Ketika gaya berlebihan yang diberikan pada mukosa esophagus, hal itu mungkin melubangi atau pecah, sehingga sekresi asam dapat memasuki rongga mediastinum. ini terkait dengan tingkat kematian yang tinggi berhubungan dengan shock, gangguan pernapasan, atau sepsis. Bahan bakarsam cenderung mempengaruhi lapisan dangkal kerongkongan; zat alkali menyebabkan luka tembus lebih dalam. Basa kuat dapat menyebabkan perforasi penuh esofagus dalam satu menit. Masalah tambahan mungkin termasuk aspirasi pneumonia dan perdarahan. Striktur dapat berkembang sebagai bentuk jaringan parut.


Pengkajian
Kebanyakan klien dengan trauma esofagus awalnya dievaluasi dan dirawat di ruang darurat. Penilaian memfokuskan pada sifat dari cedera dan keadaan sekitarnya. Perawat menilai  adanya nyeri, disfagia, muntah, dan pendarahan. Jika risiko luasnya kerusakan tidak berlebihan, dokter dapat memesan sebuah x-ray atau studi endoskopik untuk mengevaluasi perforasi.


Intervensi
Setelah cedera, klien tidak diperbolehkan makan melalui mulut untuk mencegah kebocoran sekresi esofagus yang lebih lanjut. Sebuah nasogastric atau tabung gastrostomy digunakan untuk drainase dan  untuk mengistirahatkan kerongkongan. Istirahat esophageal dipertahankan selama paling sedikit 10 hari setelah cedera untuk memungkinkan penyembuhan awal mukosa. Perintah dokter nutrisi parenteral total (TPN) untuk menyediakan kalori dan protein untuk penyembuhan luka sementara klien tidak makan.
Untuk mencegah sepsis, dokter menganjurkan antibiotik spektrum luas. Kortikosteroid dosis tinggi dapat diberikan untuk menekan peradangan dan mencegah striktur. Dokter mungkin meresepkan opioid dan analgesik untuk nyeri nonopioid. Ketika bahan kimia masukkedlam rongga mulut, agen topikal, seperti 50/50 diphenhy-dramine HCl (Benadryl) dan kaolin dengan pektin (Kaopectate) atau lidokain topikal (Xylocaine viskos), dapat digunakan untuk analgesia topikal dan anti inflamasi lokal.
Jika manajemen nonsurgical tidak efektif dalam penyembuhan trauma jaringan kerongkongan, klien mungkin perlu operasi untuk mengangkat jaringan yang rusak.

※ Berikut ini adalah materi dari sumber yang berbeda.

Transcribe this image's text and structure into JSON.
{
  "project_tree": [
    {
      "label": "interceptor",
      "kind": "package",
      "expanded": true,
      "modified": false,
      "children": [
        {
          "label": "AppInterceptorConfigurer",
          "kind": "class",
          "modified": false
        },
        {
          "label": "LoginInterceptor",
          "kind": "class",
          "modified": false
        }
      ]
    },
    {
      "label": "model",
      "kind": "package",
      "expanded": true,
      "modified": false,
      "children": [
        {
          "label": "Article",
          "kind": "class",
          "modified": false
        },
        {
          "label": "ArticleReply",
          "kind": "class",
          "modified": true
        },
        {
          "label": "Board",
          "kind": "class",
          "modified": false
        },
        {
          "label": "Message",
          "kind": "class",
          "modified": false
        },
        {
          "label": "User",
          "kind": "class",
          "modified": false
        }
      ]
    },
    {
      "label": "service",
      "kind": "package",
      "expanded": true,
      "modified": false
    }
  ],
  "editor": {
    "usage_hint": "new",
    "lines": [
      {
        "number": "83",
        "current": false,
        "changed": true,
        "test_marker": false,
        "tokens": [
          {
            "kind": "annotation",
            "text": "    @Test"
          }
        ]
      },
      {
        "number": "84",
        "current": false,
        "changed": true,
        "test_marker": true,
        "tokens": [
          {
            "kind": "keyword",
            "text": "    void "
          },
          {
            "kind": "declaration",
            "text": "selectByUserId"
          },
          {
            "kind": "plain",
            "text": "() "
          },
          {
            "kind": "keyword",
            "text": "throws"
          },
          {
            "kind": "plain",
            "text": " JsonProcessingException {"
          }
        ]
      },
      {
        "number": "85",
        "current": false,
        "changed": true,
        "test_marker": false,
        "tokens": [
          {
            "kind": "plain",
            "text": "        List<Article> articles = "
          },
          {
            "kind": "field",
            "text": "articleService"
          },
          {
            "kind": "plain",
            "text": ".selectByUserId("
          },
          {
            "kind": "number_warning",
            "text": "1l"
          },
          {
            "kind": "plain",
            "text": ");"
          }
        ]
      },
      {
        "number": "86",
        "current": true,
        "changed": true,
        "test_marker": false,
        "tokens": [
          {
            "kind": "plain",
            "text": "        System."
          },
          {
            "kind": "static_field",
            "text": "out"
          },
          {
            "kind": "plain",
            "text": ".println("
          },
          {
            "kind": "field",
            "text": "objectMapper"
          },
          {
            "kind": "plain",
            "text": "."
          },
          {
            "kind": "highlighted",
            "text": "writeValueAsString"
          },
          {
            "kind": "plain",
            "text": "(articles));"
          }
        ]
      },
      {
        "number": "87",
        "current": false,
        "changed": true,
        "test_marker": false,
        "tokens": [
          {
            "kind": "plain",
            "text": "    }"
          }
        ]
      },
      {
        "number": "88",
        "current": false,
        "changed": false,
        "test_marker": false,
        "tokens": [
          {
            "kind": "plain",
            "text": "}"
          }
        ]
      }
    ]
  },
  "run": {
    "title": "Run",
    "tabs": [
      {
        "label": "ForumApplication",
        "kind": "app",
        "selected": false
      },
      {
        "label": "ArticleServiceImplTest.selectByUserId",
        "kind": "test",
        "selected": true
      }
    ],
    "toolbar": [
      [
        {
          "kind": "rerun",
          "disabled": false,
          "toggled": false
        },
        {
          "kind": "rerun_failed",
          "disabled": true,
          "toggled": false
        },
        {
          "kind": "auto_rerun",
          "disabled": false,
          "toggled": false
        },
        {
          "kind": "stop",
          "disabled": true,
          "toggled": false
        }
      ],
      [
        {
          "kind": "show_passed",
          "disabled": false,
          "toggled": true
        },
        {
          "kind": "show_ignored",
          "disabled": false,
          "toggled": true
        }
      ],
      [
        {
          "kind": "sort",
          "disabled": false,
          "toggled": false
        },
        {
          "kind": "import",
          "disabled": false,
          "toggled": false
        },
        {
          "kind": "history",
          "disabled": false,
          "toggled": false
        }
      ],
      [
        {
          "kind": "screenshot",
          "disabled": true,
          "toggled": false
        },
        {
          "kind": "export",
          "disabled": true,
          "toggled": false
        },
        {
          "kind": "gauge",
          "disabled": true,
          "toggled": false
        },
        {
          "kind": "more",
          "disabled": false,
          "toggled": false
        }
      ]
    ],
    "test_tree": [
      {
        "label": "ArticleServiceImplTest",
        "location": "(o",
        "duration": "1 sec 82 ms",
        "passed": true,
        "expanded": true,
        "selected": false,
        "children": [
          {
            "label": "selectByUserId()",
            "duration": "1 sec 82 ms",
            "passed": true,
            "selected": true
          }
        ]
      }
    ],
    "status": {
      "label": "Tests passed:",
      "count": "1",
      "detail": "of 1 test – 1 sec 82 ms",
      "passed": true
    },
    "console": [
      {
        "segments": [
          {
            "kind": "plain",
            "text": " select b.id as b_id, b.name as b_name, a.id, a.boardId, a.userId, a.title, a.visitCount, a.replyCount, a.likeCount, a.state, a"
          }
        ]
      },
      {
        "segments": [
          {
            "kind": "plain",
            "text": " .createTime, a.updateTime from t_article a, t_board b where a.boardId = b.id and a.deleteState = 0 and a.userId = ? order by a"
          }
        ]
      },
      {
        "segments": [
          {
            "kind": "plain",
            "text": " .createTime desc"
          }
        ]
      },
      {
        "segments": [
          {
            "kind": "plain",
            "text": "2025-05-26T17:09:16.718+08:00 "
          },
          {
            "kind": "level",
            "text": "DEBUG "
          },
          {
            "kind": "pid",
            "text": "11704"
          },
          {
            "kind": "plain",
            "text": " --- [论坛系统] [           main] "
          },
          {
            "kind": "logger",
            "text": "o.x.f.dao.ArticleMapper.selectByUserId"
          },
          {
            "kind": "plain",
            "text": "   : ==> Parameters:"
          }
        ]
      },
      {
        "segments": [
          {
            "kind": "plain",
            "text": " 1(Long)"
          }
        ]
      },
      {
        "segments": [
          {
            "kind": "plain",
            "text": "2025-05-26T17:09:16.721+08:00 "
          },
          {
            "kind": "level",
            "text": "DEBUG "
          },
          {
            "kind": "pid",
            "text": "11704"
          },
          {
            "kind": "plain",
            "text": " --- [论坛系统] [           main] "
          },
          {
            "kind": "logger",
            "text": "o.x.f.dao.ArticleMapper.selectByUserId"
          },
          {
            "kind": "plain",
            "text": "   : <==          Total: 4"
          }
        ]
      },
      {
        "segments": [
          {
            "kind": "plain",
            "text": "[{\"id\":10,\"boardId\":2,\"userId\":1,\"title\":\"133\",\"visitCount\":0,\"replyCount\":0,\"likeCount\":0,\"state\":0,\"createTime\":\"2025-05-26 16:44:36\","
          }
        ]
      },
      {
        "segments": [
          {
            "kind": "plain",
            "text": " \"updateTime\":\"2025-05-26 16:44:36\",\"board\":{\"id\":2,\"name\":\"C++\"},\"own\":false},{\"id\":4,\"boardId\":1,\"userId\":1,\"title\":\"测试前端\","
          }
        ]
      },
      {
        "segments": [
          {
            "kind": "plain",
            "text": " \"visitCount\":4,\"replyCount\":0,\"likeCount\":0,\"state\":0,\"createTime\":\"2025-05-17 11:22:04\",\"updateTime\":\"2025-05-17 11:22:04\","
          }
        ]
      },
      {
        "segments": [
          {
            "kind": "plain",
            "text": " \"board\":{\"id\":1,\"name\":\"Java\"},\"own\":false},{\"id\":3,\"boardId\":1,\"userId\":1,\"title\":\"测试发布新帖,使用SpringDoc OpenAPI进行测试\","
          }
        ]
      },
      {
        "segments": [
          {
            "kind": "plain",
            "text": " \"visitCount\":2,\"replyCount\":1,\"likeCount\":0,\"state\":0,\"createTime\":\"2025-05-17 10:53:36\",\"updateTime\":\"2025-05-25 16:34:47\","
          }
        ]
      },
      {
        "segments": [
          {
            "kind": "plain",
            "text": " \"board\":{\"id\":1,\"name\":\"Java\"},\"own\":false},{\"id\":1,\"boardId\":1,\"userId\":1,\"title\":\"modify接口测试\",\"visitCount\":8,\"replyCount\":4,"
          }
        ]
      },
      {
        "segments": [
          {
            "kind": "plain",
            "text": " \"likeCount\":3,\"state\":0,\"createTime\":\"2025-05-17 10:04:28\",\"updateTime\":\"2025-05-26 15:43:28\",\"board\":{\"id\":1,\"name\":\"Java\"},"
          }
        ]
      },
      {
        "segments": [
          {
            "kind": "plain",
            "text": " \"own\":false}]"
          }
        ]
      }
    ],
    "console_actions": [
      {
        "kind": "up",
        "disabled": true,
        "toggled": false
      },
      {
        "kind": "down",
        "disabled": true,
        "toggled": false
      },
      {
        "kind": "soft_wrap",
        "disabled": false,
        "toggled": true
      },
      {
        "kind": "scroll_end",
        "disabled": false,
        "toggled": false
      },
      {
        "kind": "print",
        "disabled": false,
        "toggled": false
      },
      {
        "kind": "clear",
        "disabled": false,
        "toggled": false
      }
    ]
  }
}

Klien dengan luka berat mungkin memerlukan reseksi sebagian dari kerongkongan dengan lambung dan tarik-melalui reposisi atau digantikan oleh segmen usus.

§  Esofagus merupakan suatu organ silindris berongga yang terbentang dari hipofaring hingga kardia lambung; fungsinya adalah untuk menghantarkan bahan yang dimakan. Sfingter mengatur makanan yang bertahan dalam esofagus. Sfingter esofagus bagian atas dibentuk oleh otot krikofaringeus, secara normal berada dalam keadaan kontraksi kecuali pada saat menalan. Sfingter esofagus bagian bawah bertindak sebagai sawar terhadap refluks isi lambung. Dinding esofagus terdiri atas lapisan mukosa, submukosa, muskularis, dan serosa. Kadar keasaman (pH) esofagus adalah agak basa, dan kurang dapat menoleransi kandungan asam lambung.

§  Deglutinasi atau menelan merupakan suatu aksi fisiologis kompleks ketika makanan atau cairan berjalan dari mulut ke lambung dan terjadi dalam tiga fase. Yang pertama disebut fase oral, yaitu bolus didorong ke belakang oleh gerakan voluntar lidah. Pada fase faringeal, bolus bergerak melewati epiglotis ke faring bagian bawah berlanjut ke esofagus. Pada fase esofagus akhir, gelombang peristaltik primer yang dimulai dari.